Many businesses today likely still have a requirement, even for entry level jobs, to have a college degree, or at least that a degree is preferred. When I was a training manager early in my career, I was convinced having a degree mattered. What the degree was in mattered less, if at all, but I was convinced that I had proven that I had the ability to focus and finish something I started.

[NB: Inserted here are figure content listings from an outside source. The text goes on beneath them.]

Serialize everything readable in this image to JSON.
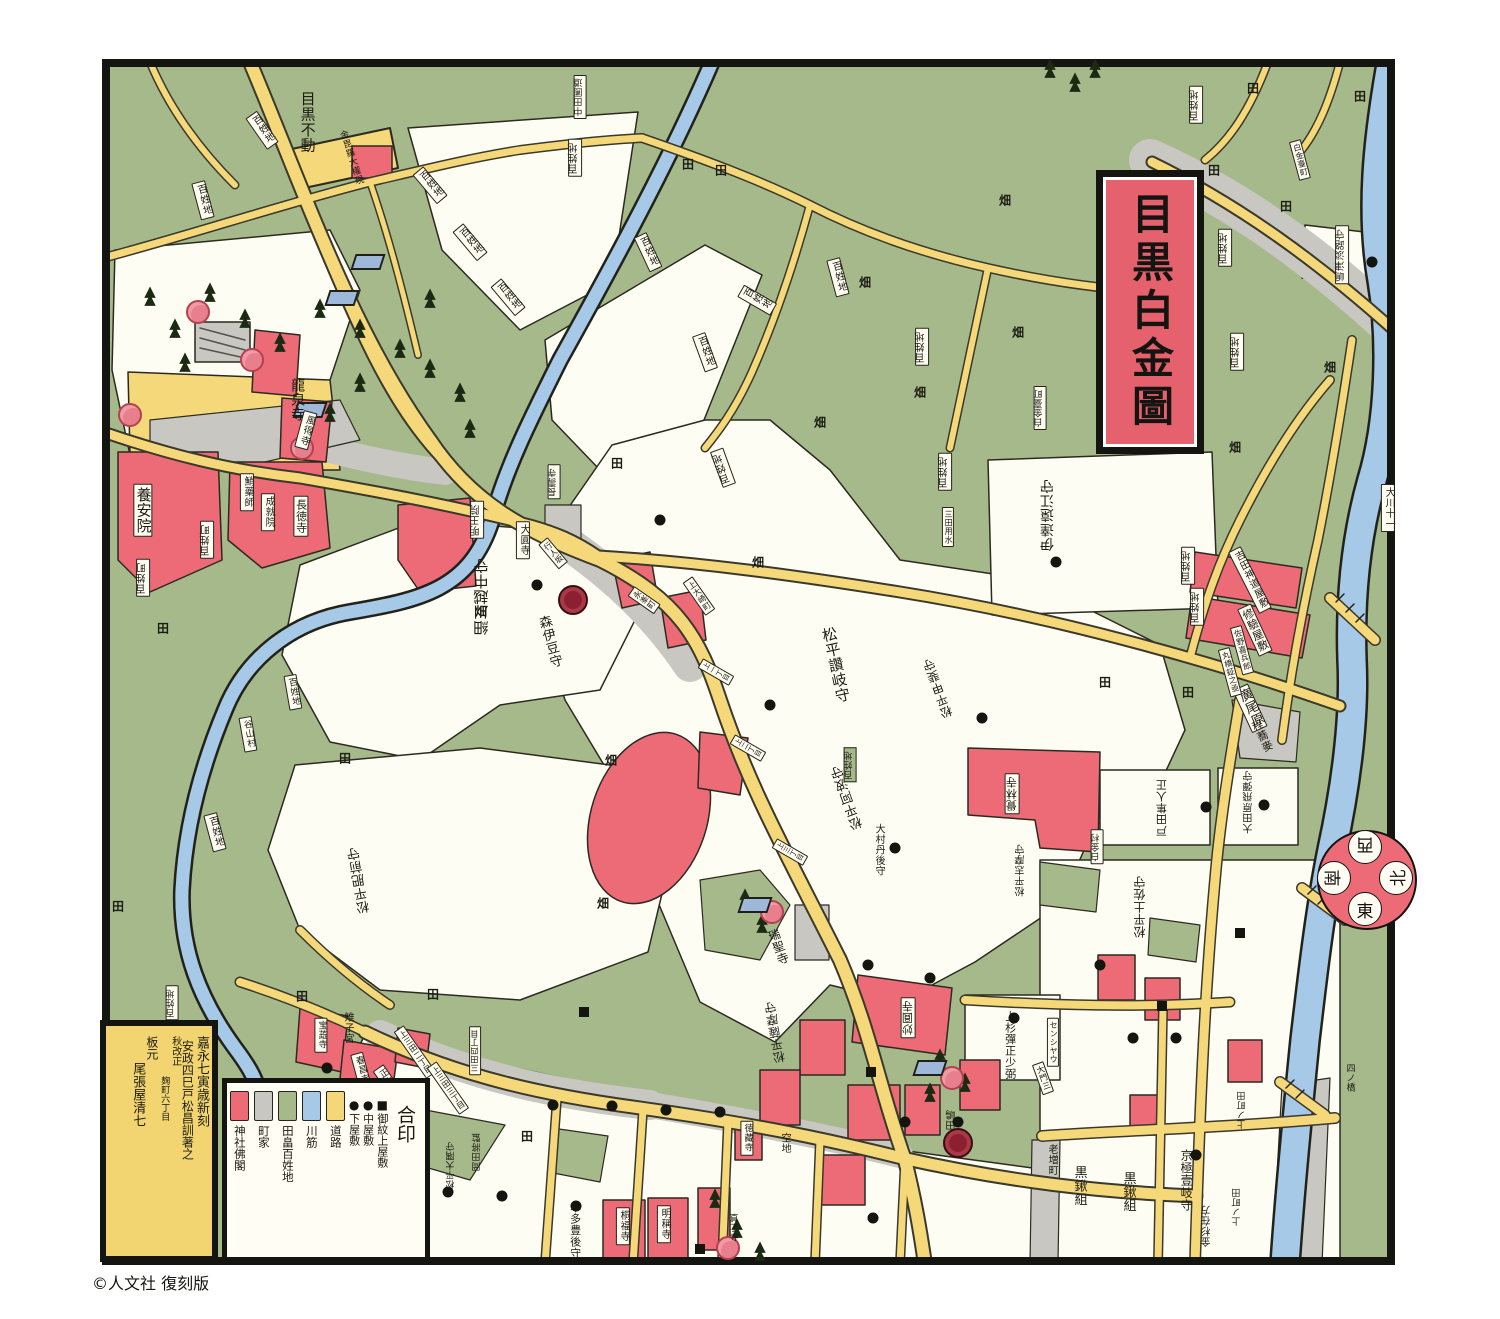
{
  "title": {
    "text": "目黒白金圖"
  },
  "copyright": "©人文社 復刻版",
  "colophon": {
    "columns": [
      "嘉永七寅歳新刻",
      "安政四巳戸松昌訓著之",
      "秋改正",
      "麹町六丁目",
      "板元",
      "尾張屋清七"
    ]
  },
  "legend": {
    "title": "合印",
    "symbols": [
      {
        "glyph": "■",
        "label": "御紋上屋敷"
      },
      {
        "glyph": "●",
        "label": "中屋敷"
      },
      {
        "glyph": "●",
        "label": "下屋敷"
      }
    ],
    "swatches": [
      {
        "color": "#f3d778",
        "label": "道路"
      },
      {
        "color": "#a6c9e8",
        "label": "川筋"
      },
      {
        "color": "#a5b98b",
        "label": "田畠百姓地"
      },
      {
        "color": "#c8c7c1",
        "label": "町家"
      },
      {
        "color": "#ec6b77",
        "label": "神社佛閣"
      }
    ]
  },
  "compass": {
    "dirs": [
      {
        "t": "西",
        "pos": "top",
        "rot": 180
      },
      {
        "t": "北",
        "pos": "right",
        "rot": -90
      },
      {
        "t": "東",
        "pos": "bottom",
        "rot": 0
      },
      {
        "t": "南",
        "pos": "left",
        "rot": 90
      }
    ]
  },
  "colors": {
    "field_green": "#a5b98b",
    "road_yellow": "#f5d87a",
    "river_blue": "#a6c9e8",
    "plot_white": "#fdfdf4",
    "temple_red": "#ec6b77",
    "townhouse_gray": "#c8c7c1",
    "frame_black": "#141410",
    "title_red": "#e5616e"
  },
  "labels": [
    {
      "t": "目黒不動",
      "x": 307,
      "y": 122,
      "s": 15,
      "r": 0,
      "b": 0
    },
    {
      "t": "龍泉寺",
      "x": 297,
      "y": 400,
      "s": 14,
      "r": 0,
      "b": 0
    },
    {
      "t": "金毘羅大權現",
      "x": 350,
      "y": 158,
      "s": 9,
      "r": -18,
      "b": 0
    },
    {
      "t": "養安院",
      "x": 143,
      "y": 510,
      "s": 15,
      "r": 0,
      "b": 1
    },
    {
      "t": "鮹藥師",
      "x": 247,
      "y": 492,
      "s": 10,
      "r": 0,
      "b": 1
    },
    {
      "t": "成就院",
      "x": 268,
      "y": 512,
      "s": 10,
      "r": 0,
      "b": 1
    },
    {
      "t": "長徳寺",
      "x": 301,
      "y": 516,
      "s": 11,
      "r": 0,
      "b": 1
    },
    {
      "t": "風得寺",
      "x": 306,
      "y": 430,
      "s": 10,
      "r": 15,
      "b": 1
    },
    {
      "t": "百姓町",
      "x": 143,
      "y": 578,
      "s": 10,
      "r": 180,
      "b": 1
    },
    {
      "t": "百姓町",
      "x": 207,
      "y": 540,
      "s": 10,
      "r": 180,
      "b": 1
    },
    {
      "t": "百姓地",
      "x": 203,
      "y": 200,
      "s": 10,
      "r": -15,
      "b": 1
    },
    {
      "t": "百姓地",
      "x": 262,
      "y": 130,
      "s": 10,
      "r": -35,
      "b": 1
    },
    {
      "t": "百姓地",
      "x": 430,
      "y": 185,
      "s": 10,
      "r": -40,
      "b": 1
    },
    {
      "t": "百姓地",
      "x": 470,
      "y": 242,
      "s": 10,
      "r": -40,
      "b": 1
    },
    {
      "t": "百姓地",
      "x": 508,
      "y": 297,
      "s": 10,
      "r": -40,
      "b": 1
    },
    {
      "t": "百姓地",
      "x": 575,
      "y": 158,
      "s": 10,
      "r": 180,
      "b": 1
    },
    {
      "t": "中田圃道",
      "x": 580,
      "y": 97,
      "s": 9,
      "r": 180,
      "b": 1
    },
    {
      "t": "百姓地",
      "x": 648,
      "y": 252,
      "s": 10,
      "r": -25,
      "b": 1
    },
    {
      "t": "百姓地",
      "x": 705,
      "y": 352,
      "s": 10,
      "r": -20,
      "b": 1
    },
    {
      "t": "百姓地",
      "x": 757,
      "y": 300,
      "s": 10,
      "r": -60,
      "b": 1
    },
    {
      "t": "百姓地",
      "x": 838,
      "y": 277,
      "s": 10,
      "r": -15,
      "b": 1
    },
    {
      "t": "百姓地",
      "x": 922,
      "y": 347,
      "s": 10,
      "r": 180,
      "b": 1
    },
    {
      "t": "百姓地",
      "x": 945,
      "y": 472,
      "s": 10,
      "r": 180,
      "b": 1
    },
    {
      "t": "白金臺町",
      "x": 1040,
      "y": 408,
      "s": 9,
      "r": 180,
      "b": 1
    },
    {
      "t": "伊達遠江守",
      "x": 1048,
      "y": 515,
      "s": 14,
      "r": 180,
      "b": 0
    },
    {
      "t": "百姓地",
      "x": 1196,
      "y": 105,
      "s": 10,
      "r": 180,
      "b": 1
    },
    {
      "t": "百姓地",
      "x": 1225,
      "y": 248,
      "s": 10,
      "r": 180,
      "b": 1
    },
    {
      "t": "嶋津淡路守",
      "x": 1342,
      "y": 255,
      "s": 10,
      "r": 180,
      "b": 1
    },
    {
      "t": "百姓地",
      "x": 1237,
      "y": 352,
      "s": 10,
      "r": 180,
      "b": 1
    },
    {
      "t": "百姓地",
      "x": 1188,
      "y": 566,
      "s": 10,
      "r": 180,
      "b": 1
    },
    {
      "t": "百姓地",
      "x": 1197,
      "y": 607,
      "s": 10,
      "r": 180,
      "b": 1
    },
    {
      "t": "吉田神道屋敷",
      "x": 1250,
      "y": 580,
      "s": 10,
      "r": -27,
      "b": 1
    },
    {
      "t": "修驗屋敷",
      "x": 1255,
      "y": 630,
      "s": 11,
      "r": -25,
      "b": 1
    },
    {
      "t": "廣尾原",
      "x": 1250,
      "y": 708,
      "s": 13,
      "r": -25,
      "b": 1
    },
    {
      "t": "佐野喜兵郎",
      "x": 1242,
      "y": 650,
      "s": 8,
      "r": -15,
      "b": 1
    },
    {
      "t": "丸橋鉦之亟",
      "x": 1230,
      "y": 672,
      "s": 8,
      "r": -15,
      "b": 1
    },
    {
      "t": "程蕎麥",
      "x": 1262,
      "y": 736,
      "s": 11,
      "r": -25,
      "b": 0
    },
    {
      "t": "大川十一",
      "x": 1388,
      "y": 508,
      "s": 10,
      "r": 0,
      "b": 1
    },
    {
      "t": "大田原飛彈守",
      "x": 1250,
      "y": 802,
      "s": 10,
      "r": 180,
      "b": 0
    },
    {
      "t": "戸田隼人正",
      "x": 1162,
      "y": 808,
      "s": 11,
      "r": 180,
      "b": 0
    },
    {
      "t": "白金村",
      "x": 1097,
      "y": 847,
      "s": 9,
      "r": 180,
      "b": 1
    },
    {
      "t": "松平志摩守",
      "x": 1022,
      "y": 870,
      "s": 10,
      "r": 180,
      "b": 0
    },
    {
      "t": "覺林寺",
      "x": 1012,
      "y": 794,
      "s": 11,
      "r": 180,
      "b": 1
    },
    {
      "t": "松平土佐守",
      "x": 1140,
      "y": 907,
      "s": 12,
      "r": 180,
      "b": 0
    },
    {
      "t": "妙圓寺",
      "x": 908,
      "y": 1018,
      "s": 11,
      "r": 180,
      "b": 1
    },
    {
      "t": "瑞聖寺",
      "x": 778,
      "y": 947,
      "s": 12,
      "r": -20,
      "b": 0
    },
    {
      "t": "松平薩摩守",
      "x": 775,
      "y": 1032,
      "s": 12,
      "r": 170,
      "b": 0
    },
    {
      "t": "上杉彈正少弼",
      "x": 1010,
      "y": 1045,
      "s": 11,
      "r": 0,
      "b": 0
    },
    {
      "t": "センシヤウ",
      "x": 1053,
      "y": 1042,
      "s": 8,
      "r": 0,
      "b": 1
    },
    {
      "t": "大門三",
      "x": 1043,
      "y": 1078,
      "s": 8,
      "r": -20,
      "b": 1
    },
    {
      "t": "田嶋",
      "x": 953,
      "y": 1120,
      "s": 10,
      "r": 180,
      "b": 0
    },
    {
      "t": "空地",
      "x": 784,
      "y": 1143,
      "s": 10,
      "r": 0,
      "b": 0
    },
    {
      "t": "徳藏寺",
      "x": 747,
      "y": 1138,
      "s": 9,
      "r": 0,
      "b": 1
    },
    {
      "t": "三田用水",
      "x": 948,
      "y": 527,
      "s": 8,
      "r": 0,
      "b": 1
    },
    {
      "t": "細川越中守",
      "x": 482,
      "y": 597,
      "s": 15,
      "r": 180,
      "b": 0
    },
    {
      "t": "森伊豆守",
      "x": 549,
      "y": 642,
      "s": 13,
      "r": -15,
      "b": 0
    },
    {
      "t": "大圓寺",
      "x": 523,
      "y": 540,
      "s": 10,
      "r": 0,
      "b": 1
    },
    {
      "t": "明王院",
      "x": 477,
      "y": 520,
      "s": 10,
      "r": 180,
      "b": 1
    },
    {
      "t": "長壽寺",
      "x": 554,
      "y": 482,
      "s": 9,
      "r": 180,
      "b": 1
    },
    {
      "t": "行人坂",
      "x": 553,
      "y": 553,
      "s": 8,
      "r": -40,
      "b": 1
    },
    {
      "t": "永峯町",
      "x": 644,
      "y": 600,
      "s": 8,
      "r": -55,
      "b": 1
    },
    {
      "t": "上大崎町",
      "x": 699,
      "y": 596,
      "s": 8,
      "r": -35,
      "b": 1
    },
    {
      "t": "松平讚岐守",
      "x": 835,
      "y": 665,
      "s": 15,
      "r": -12,
      "b": 0
    },
    {
      "t": "松平甲斐守",
      "x": 938,
      "y": 688,
      "s": 12,
      "r": 160,
      "b": 0
    },
    {
      "t": "松平阿波守",
      "x": 848,
      "y": 797,
      "s": 13,
      "r": 160,
      "b": 0
    },
    {
      "t": "百姓地",
      "x": 850,
      "y": 765,
      "s": 9,
      "r": 180,
      "b": 2
    },
    {
      "t": "大村丹後守",
      "x": 878,
      "y": 850,
      "s": 10,
      "r": 0,
      "b": 0
    },
    {
      "t": "上一丁目",
      "x": 716,
      "y": 672,
      "s": 7,
      "r": -60,
      "b": 1
    },
    {
      "t": "上二丁目",
      "x": 748,
      "y": 748,
      "s": 7,
      "r": -60,
      "b": 1
    },
    {
      "t": "上三丁目",
      "x": 790,
      "y": 852,
      "s": 7,
      "r": -60,
      "b": 1
    },
    {
      "t": "上三田二丁目",
      "x": 415,
      "y": 1052,
      "s": 8,
      "r": -35,
      "b": 1
    },
    {
      "t": "上三田三丁目",
      "x": 448,
      "y": 1088,
      "s": 8,
      "r": -35,
      "b": 1
    },
    {
      "t": "三田四丁目",
      "x": 475,
      "y": 1051,
      "s": 8,
      "r": 180,
      "b": 1
    },
    {
      "t": "雉子宮",
      "x": 347,
      "y": 1028,
      "s": 10,
      "r": 0,
      "b": 0
    },
    {
      "t": "宝蕋寺",
      "x": 321,
      "y": 1035,
      "s": 9,
      "r": 0,
      "b": 1
    },
    {
      "t": "春昌寺",
      "x": 361,
      "y": 1070,
      "s": 9,
      "r": -15,
      "b": 1
    },
    {
      "t": "正立寺",
      "x": 388,
      "y": 1082,
      "s": 9,
      "r": -35,
      "b": 1
    },
    {
      "t": "松平大隅守",
      "x": 452,
      "y": 1165,
      "s": 9,
      "r": 180,
      "b": 0
    },
    {
      "t": "岡田將監",
      "x": 478,
      "y": 1152,
      "s": 9,
      "r": 180,
      "b": 0
    },
    {
      "t": "本多豊後守",
      "x": 575,
      "y": 1230,
      "s": 11,
      "r": 0,
      "b": 0
    },
    {
      "t": "桐福寺",
      "x": 623,
      "y": 1226,
      "s": 10,
      "r": 0,
      "b": 1
    },
    {
      "t": "明稱寺",
      "x": 664,
      "y": 1224,
      "s": 10,
      "r": 0,
      "b": 1
    },
    {
      "t": "真了寺",
      "x": 732,
      "y": 1228,
      "s": 9,
      "r": 0,
      "b": 0
    },
    {
      "t": "黒鍬組",
      "x": 1079,
      "y": 1186,
      "s": 13,
      "r": 0,
      "b": 0
    },
    {
      "t": "黒鍬組",
      "x": 1128,
      "y": 1192,
      "s": 13,
      "r": 0,
      "b": 0
    },
    {
      "t": "京極壹岐守",
      "x": 1186,
      "y": 1180,
      "s": 12,
      "r": 0,
      "b": 0
    },
    {
      "t": "金杉在方",
      "x": 1208,
      "y": 1226,
      "s": 10,
      "r": 180,
      "b": 0
    },
    {
      "t": "上ノ町田",
      "x": 1243,
      "y": 1110,
      "s": 9,
      "r": 180,
      "b": 0
    },
    {
      "t": "上ノ町田",
      "x": 1238,
      "y": 1207,
      "s": 9,
      "r": 180,
      "b": 0
    },
    {
      "t": "老増町",
      "x": 1051,
      "y": 1160,
      "s": 10,
      "r": 0,
      "b": 0
    },
    {
      "t": "四ノ橋",
      "x": 1349,
      "y": 1078,
      "s": 9,
      "r": 0,
      "b": 0
    },
    {
      "t": "白金臺町",
      "x": 1300,
      "y": 160,
      "s": 8,
      "r": -15,
      "b": 1
    },
    {
      "t": "谷山村",
      "x": 248,
      "y": 734,
      "s": 9,
      "r": -10,
      "b": 1
    },
    {
      "t": "百姓地",
      "x": 293,
      "y": 692,
      "s": 9,
      "r": -10,
      "b": 1
    },
    {
      "t": "百姓地",
      "x": 215,
      "y": 832,
      "s": 10,
      "r": -15,
      "b": 1
    },
    {
      "t": "百姓地",
      "x": 172,
      "y": 1003,
      "s": 9,
      "r": 180,
      "b": 1
    },
    {
      "t": "松平肥前守",
      "x": 360,
      "y": 880,
      "s": 13,
      "r": 170,
      "b": 0
    },
    {
      "t": "百姓地",
      "x": 723,
      "y": 468,
      "s": 10,
      "r": 160,
      "b": 1
    }
  ],
  "field_marks": [
    {
      "t": "田",
      "x": 688,
      "y": 164
    },
    {
      "t": "田",
      "x": 721,
      "y": 170
    },
    {
      "t": "田",
      "x": 1253,
      "y": 88
    },
    {
      "t": "田",
      "x": 1360,
      "y": 96
    },
    {
      "t": "田",
      "x": 1214,
      "y": 170
    },
    {
      "t": "田",
      "x": 1286,
      "y": 206
    },
    {
      "t": "田",
      "x": 163,
      "y": 628
    },
    {
      "t": "田",
      "x": 302,
      "y": 996
    },
    {
      "t": "田",
      "x": 345,
      "y": 758
    },
    {
      "t": "田",
      "x": 433,
      "y": 994
    },
    {
      "t": "田",
      "x": 1105,
      "y": 682
    },
    {
      "t": "田",
      "x": 1188,
      "y": 692
    },
    {
      "t": "田",
      "x": 527,
      "y": 1136
    },
    {
      "t": "田",
      "x": 617,
      "y": 463
    },
    {
      "t": "田",
      "x": 118,
      "y": 906
    },
    {
      "t": "畑",
      "x": 611,
      "y": 760
    },
    {
      "t": "畑",
      "x": 603,
      "y": 903
    },
    {
      "t": "畑",
      "x": 920,
      "y": 392
    },
    {
      "t": "畑",
      "x": 865,
      "y": 282
    },
    {
      "t": "畑",
      "x": 820,
      "y": 422
    },
    {
      "t": "畑",
      "x": 1018,
      "y": 332
    },
    {
      "t": "畑",
      "x": 1235,
      "y": 447
    },
    {
      "t": "畑",
      "x": 1330,
      "y": 367
    },
    {
      "t": "畑",
      "x": 481,
      "y": 611
    },
    {
      "t": "畑",
      "x": 758,
      "y": 562
    },
    {
      "t": "畑",
      "x": 1005,
      "y": 200
    }
  ],
  "dots": [
    [
      770,
      705
    ],
    [
      982,
      718
    ],
    [
      895,
      848
    ],
    [
      537,
      585
    ],
    [
      1056,
      562
    ],
    [
      1206,
      807
    ],
    [
      1264,
      805
    ],
    [
      1014,
      1018
    ],
    [
      576,
      1206
    ],
    [
      1196,
      1155
    ],
    [
      327,
      1068
    ],
    [
      1372,
      262
    ],
    [
      448,
      1192
    ],
    [
      502,
      1196
    ],
    [
      553,
      1105
    ],
    [
      612,
      1106
    ],
    [
      666,
      1110
    ],
    [
      720,
      1112
    ],
    [
      868,
      965
    ],
    [
      930,
      978
    ],
    [
      1100,
      965
    ],
    [
      1133,
      1038
    ],
    [
      1176,
      1038
    ],
    [
      873,
      1218
    ],
    [
      905,
      1122
    ],
    [
      958,
      1122
    ],
    [
      660,
      520
    ]
  ],
  "squares": [
    [
      584,
      1012
    ],
    [
      871,
      1072
    ],
    [
      1162,
      1006
    ],
    [
      700,
      1249
    ],
    [
      1240,
      933
    ]
  ],
  "mons": [
    [
      573,
      600
    ],
    [
      958,
      1143
    ]
  ],
  "groves": [
    {
      "x": 150,
      "y": 300,
      "k": "pine"
    },
    {
      "x": 175,
      "y": 332,
      "k": "pine"
    },
    {
      "x": 210,
      "y": 296,
      "k": "pine"
    },
    {
      "x": 245,
      "y": 322,
      "k": "pine"
    },
    {
      "x": 280,
      "y": 346,
      "k": "pine"
    },
    {
      "x": 320,
      "y": 312,
      "k": "pine"
    },
    {
      "x": 360,
      "y": 332,
      "k": "pine"
    },
    {
      "x": 400,
      "y": 352,
      "k": "pine"
    },
    {
      "x": 430,
      "y": 372,
      "k": "pine"
    },
    {
      "x": 460,
      "y": 396,
      "k": "pine"
    },
    {
      "x": 185,
      "y": 366,
      "k": "pine"
    },
    {
      "x": 330,
      "y": 416,
      "k": "pine"
    },
    {
      "x": 430,
      "y": 302,
      "k": "pine"
    },
    {
      "x": 470,
      "y": 432,
      "k": "pine"
    },
    {
      "x": 360,
      "y": 386,
      "k": "pine"
    },
    {
      "x": 745,
      "y": 902,
      "k": "pine"
    },
    {
      "x": 762,
      "y": 927,
      "k": "pine"
    },
    {
      "x": 940,
      "y": 1062,
      "k": "pine"
    },
    {
      "x": 965,
      "y": 1086,
      "k": "pine"
    },
    {
      "x": 715,
      "y": 1202,
      "k": "pine"
    },
    {
      "x": 737,
      "y": 1232,
      "k": "pine"
    },
    {
      "x": 760,
      "y": 1255,
      "k": "pine"
    },
    {
      "x": 1050,
      "y": 72,
      "k": "pine"
    },
    {
      "x": 1075,
      "y": 86,
      "k": "pine"
    },
    {
      "x": 1095,
      "y": 72,
      "k": "pine"
    },
    {
      "x": 930,
      "y": 1096,
      "k": "pine"
    },
    {
      "x": 130,
      "y": 415,
      "k": "sakura"
    },
    {
      "x": 198,
      "y": 312,
      "k": "sakura"
    },
    {
      "x": 252,
      "y": 360,
      "k": "sakura"
    },
    {
      "x": 302,
      "y": 448,
      "k": "sakura"
    },
    {
      "x": 772,
      "y": 912,
      "k": "sakura"
    },
    {
      "x": 952,
      "y": 1078,
      "k": "sakura"
    },
    {
      "x": 728,
      "y": 1248,
      "k": "sakura"
    },
    {
      "x": 342,
      "y": 298,
      "k": "roof"
    },
    {
      "x": 368,
      "y": 262,
      "k": "roof"
    },
    {
      "x": 310,
      "y": 410,
      "k": "roof"
    },
    {
      "x": 755,
      "y": 905,
      "k": "roof"
    },
    {
      "x": 930,
      "y": 1068,
      "k": "roof"
    }
  ]
}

However, as I attended job fairs at all the schools in Washington state, what we didn’t see very often for those getting ready to graduate was any real-life experience. By shifting your focus, or at least adding the focus of looking for HS students that are already building a portfolio of skills that are in high demand, you may find the ability to bring on young students that are motivated to prove themselves and willing to learn and build their skillset early. In addition, you can look at partnering with groups like Test Drive Your Future and Discover Praxis that can line you up with students that go through their programs that have exactly the skills that you need. For those businesses willing to go down this route, I believe there will be a distinct advantage in your ability to keep up with changes that are happening in our economy and what skills will be required to stay relevant in the years to come.

As we get deeper into understanding the implications of the shutdowns triggered by the Coronavirus, one thing that is becoming clear in the Wealth Management industry and many others, is that flexibility in working environments and the use of technology to get your message out will continue to be more important. By identifying young and talented individuals that can join your team with these skills already embedded as a part of their nature because they grew up in a more technology based world, independent advisory firms might find they have had a work-around to the talent shortage dilemma hiding in plain sight the whole time.

The pandemic is horrible and devastating in many, many ways. But we will get through it – and when adversity doesn’t completely destroy us, it has a tendency to reveal things big and small that help us to change for the better.